Next to being able to scale to an arbitrary size without suffering data loss, the SVG data format allows images to be far more compact. Basically, SVG is just XML, which also means it can be easily compressed to make its size even smaller. For example, this is the (uncompressed) SVG for the flag of the Kingdom of Belgium.
<svg xmlns="http://www.w3.org/2000/svg" width="450" height="300"> <rect width="450" height="300"/> <rect x="150" width="150" height="300" fill="#FAE042"/> <rect x="300" width="150" height="300" fill="#ED2939"/> </svg>This svg node only weighs as much as 224 bytes, while the image rendered as a high resolution PNG weighs 13.402 bytes. Stuff like that makes a significant difference when you're serving millions of page views on a daily basis.

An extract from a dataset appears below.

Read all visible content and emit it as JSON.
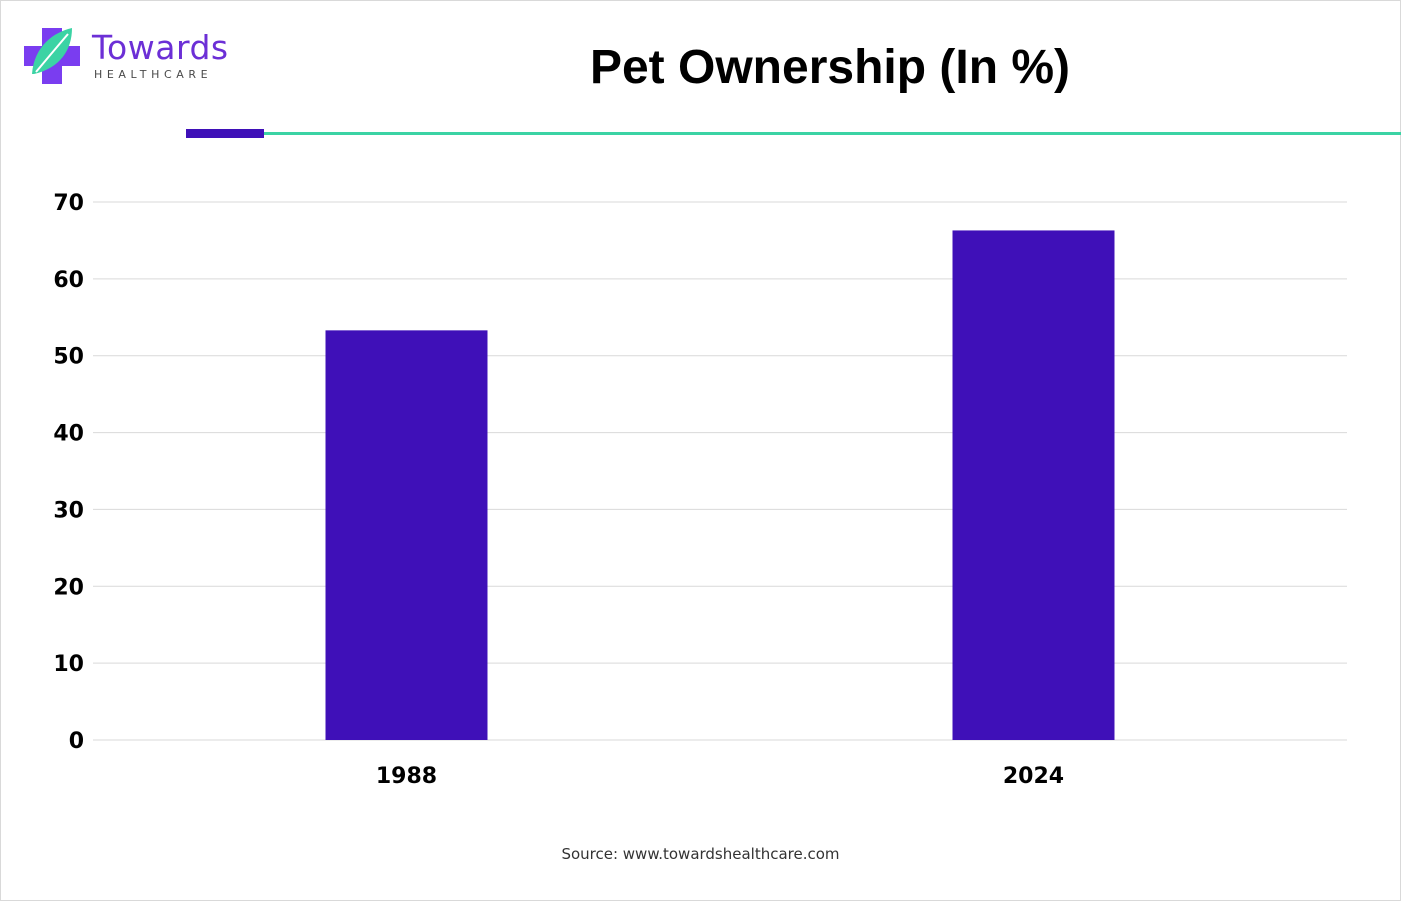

The first time I touched SVG was a few years ago when I was still working on fire department projects. We were working with a third party that used SVG to draw maps in the browser. Being already in the post-Google Maps era, I thought it was terrible I had to download Adobe's SVG viewer. While the Google Maps technology already works great, there are still things SVG can do better and cleaner, especially for more specialized GIS applications. There is an interesting paper on that subject here, it's a bit outdated though.
I can only applaud making the browser more capable, and losing yet another plug-in. I'm curious to see how other applications will start taking advantage of the opportunities native SVG support across all modern browsers (even Internet Explorer) presents.
Have you already built things using SVG? Or even considered it?